Link 1 & 2: The Safari Entry Point
The chain begins with a Just-In-Time (JIT) compiler bug in WebKit (CVE-2026-3101). By leveraging a logic error in the Type Confusion mitigation, the exploit gains initial code execution within the Safari sandbox. It then immediately triggers a second vulnerability in the Apple Intelligence Local Inference Engine (CVE-2026-3102). This allows the attacker to escape the sandbox by tricking the AI sub-process into loading a malicious model weights file that contains an embedded payload.
Link 3 & 4: Defeating PAC and PPL
To gain kernel access, DarkSword must bypass Pointer Authentication Codes (PAC) and Page Protection Layer (PPL). Link 3 (CVE-2026-3103) is a hardware-timing side-channel attack that leaks PAC keys during speculative execution. With these keys, the exploit uses Link 4 (CVE-2026-3104)—a heap overflow in the IOGPU driver—to overwrite kernel objects. This is the first time a commercial exploit has been observed reliably bypassing hardware-level PAC on the A19 architecture without user interaction.
Link 5 & 6: The Secure Enclave Persistence
The final links (CVE-2026-3105 and 3106) target the Secure Enclave Processor (SEP) and the Always-On Processor (AOP). By exploiting a buffer overflow in the AOP's power management firmware, DarkSword achieves Persistence that survives a full factory reset. It then moves into the SEP to extract iCloud Keychain secrets and private Signal keys, all while staying invisible to Apple's Lockdown Mode.
Security Alert: Immediate Action Required
Apple has released iOS 26.5.1 to patch these vulnerabilities. All enterprise users should mandate the update immediately. GTIG notes that the DarkSword chain was active for 14 days before discovery, affecting an estimated 1,200 devices globally.
The AI-Weaponization Factor
The report warns that the discovery of these six zero-days was likely accelerated by LLM-assisted fuzzing.
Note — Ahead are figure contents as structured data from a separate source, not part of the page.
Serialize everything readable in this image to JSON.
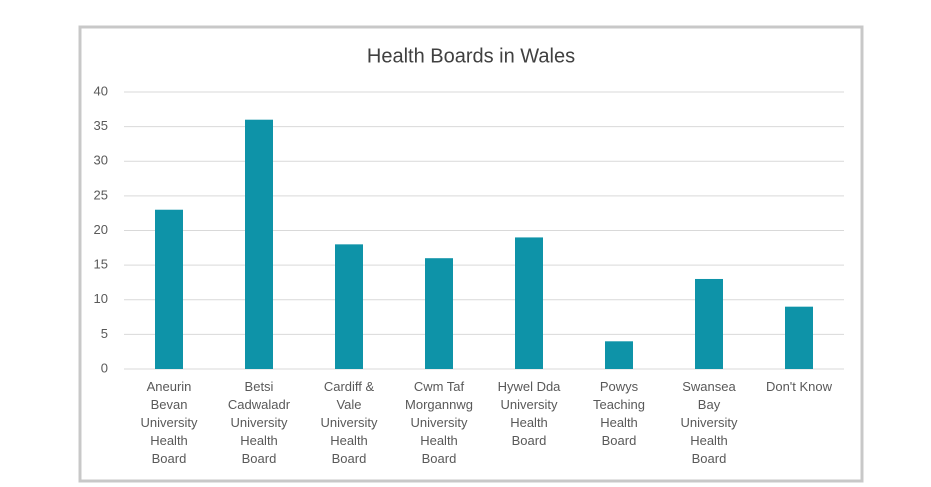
{
  "chart_data": {
    "type": "bar",
    "title": "Health Boards in Wales",
    "categories": [
      "Aneurin\nBevan\nUniversity\nHealth\nBoard",
      "Betsi\nCadwaladr\nUniversity\nHealth\nBoard",
      "Cardiff &\nVale\nUniversity\nHealth\nBoard",
      "Cwm Taf\nMorgannwg\nUniversity\nHealth\nBoard",
      "Hywel Dda\nUniversity\nHealth\nBoard",
      "Powys\nTeaching\nHealth\nBoard",
      "Swansea\nBay\nUniversity\nHealth\nBoard",
      "Don't Know"
    ],
    "values": [
      23,
      36,
      18,
      16,
      19,
      4,
      13,
      9
    ],
    "color": "#0e93a8",
    "ylim": [
      0,
      40
    ],
    "yticks": [
      0,
      5,
      10,
      15,
      20,
      25,
      30,
      35,
      40
    ],
    "grid": true
  }
}
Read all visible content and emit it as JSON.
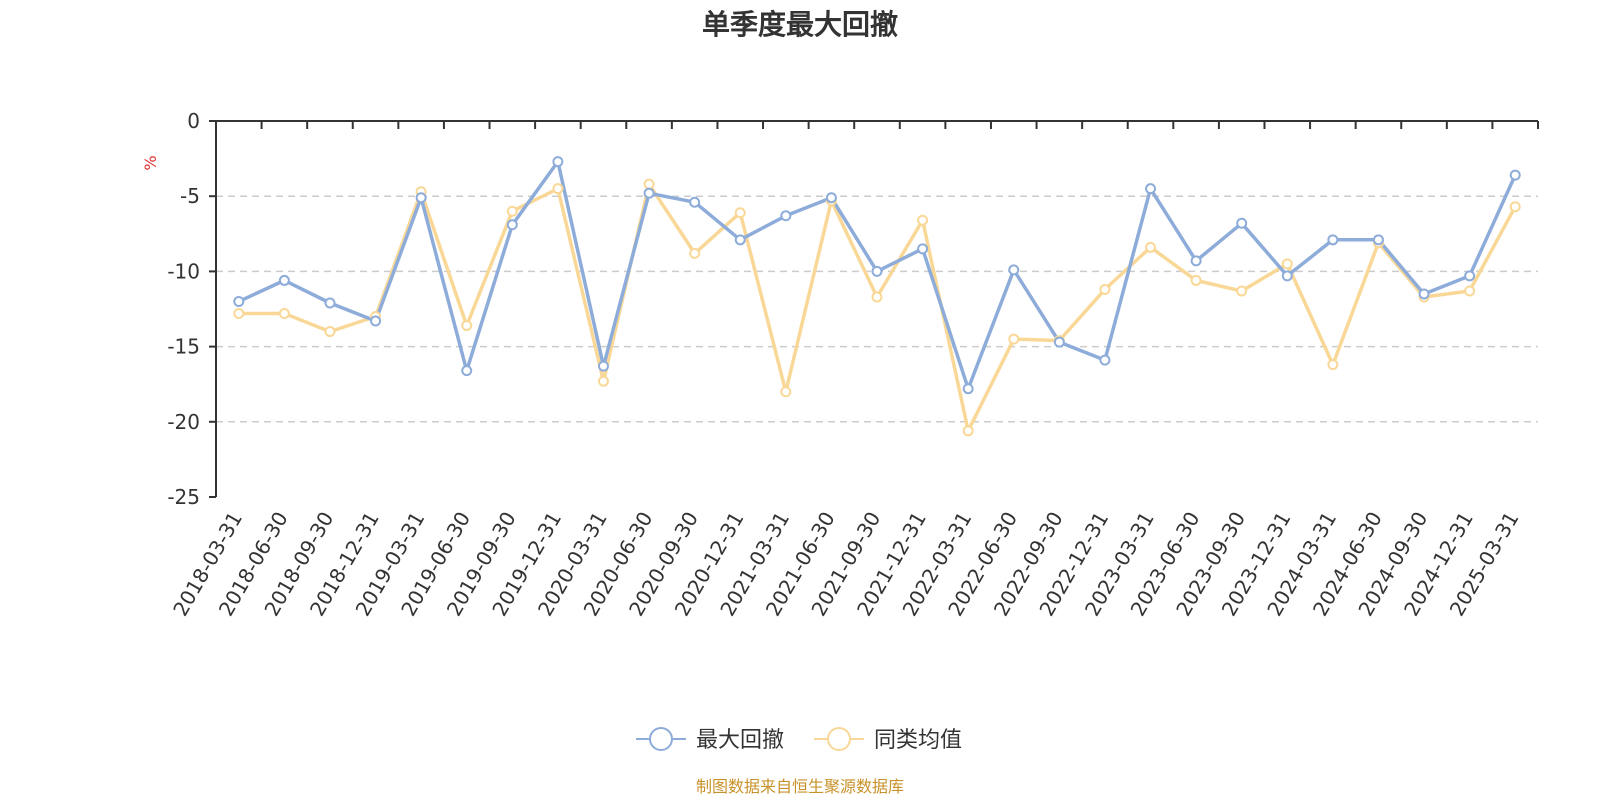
{
  "chart_data": {
    "type": "line",
    "title": "单季度最大回撤",
    "ylabel": "%",
    "ylim": [
      -25,
      0
    ],
    "yticks": [
      0,
      -5,
      -10,
      -15,
      -20,
      -25
    ],
    "ytick_labels": [
      "0",
      "-5",
      "-10",
      "-15",
      "-20",
      "-25"
    ],
    "grid": true,
    "legend_position": "bottom-center",
    "categories": [
      "2018-03-31",
      "2018-06-30",
      "2018-09-30",
      "2018-12-31",
      "2019-03-31",
      "2019-06-30",
      "2019-09-30",
      "2019-12-31",
      "2020-03-31",
      "2020-06-30",
      "2020-09-30",
      "2020-12-31",
      "2021-03-31",
      "2021-06-30",
      "2021-09-30",
      "2021-12-31",
      "2022-03-31",
      "2022-06-30",
      "2022-09-30",
      "2022-12-31",
      "2023-03-31",
      "2023-06-30",
      "2023-09-30",
      "2023-12-31",
      "2024-03-31",
      "2024-06-30",
      "2024-09-30",
      "2024-12-31",
      "2025-03-31"
    ],
    "series": [
      {
        "name": "最大回撤",
        "color": "#8eacd9",
        "values": [
          -12.0,
          -10.6,
          -12.1,
          -13.3,
          -5.1,
          -16.6,
          -6.9,
          -2.7,
          -16.3,
          -4.8,
          -5.4,
          -7.9,
          -6.3,
          -5.1,
          -10.0,
          -8.5,
          -17.8,
          -9.9,
          -14.7,
          -15.9,
          -4.5,
          -9.3,
          -6.8,
          -10.3,
          -7.9,
          -7.9,
          -11.5,
          -10.3,
          -3.6
        ]
      },
      {
        "name": "同类均值",
        "color": "#f9d897",
        "values": [
          -12.8,
          -12.8,
          -14.0,
          -13.0,
          -4.7,
          -13.6,
          -6.0,
          -4.5,
          -17.3,
          -4.2,
          -8.8,
          -6.1,
          -18.0,
          -5.3,
          -11.7,
          -6.6,
          -20.6,
          -14.5,
          -14.6,
          -11.2,
          -8.4,
          -10.6,
          -11.3,
          -9.5,
          -16.2,
          -8.1,
          -11.7,
          -11.3,
          -5.7
        ]
      }
    ],
    "source_note": "制图数据来自恒生聚源数据库"
  }
}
Commercial vendors are now using private clusters of H100/Rubin hardware to automatically identify complex logic flaws in closed-source firmware. This "automated weaponization" is shrinking the window between patch release and exploit discovery to near-zero.
As we move toward Liquid Glass and more complex on-device AI, the attack surface of the iPhone is expanding faster than our ability to secure it. DarkSword is a wake-up call for the industry: hardware mitigations are a speed bump, not a wall.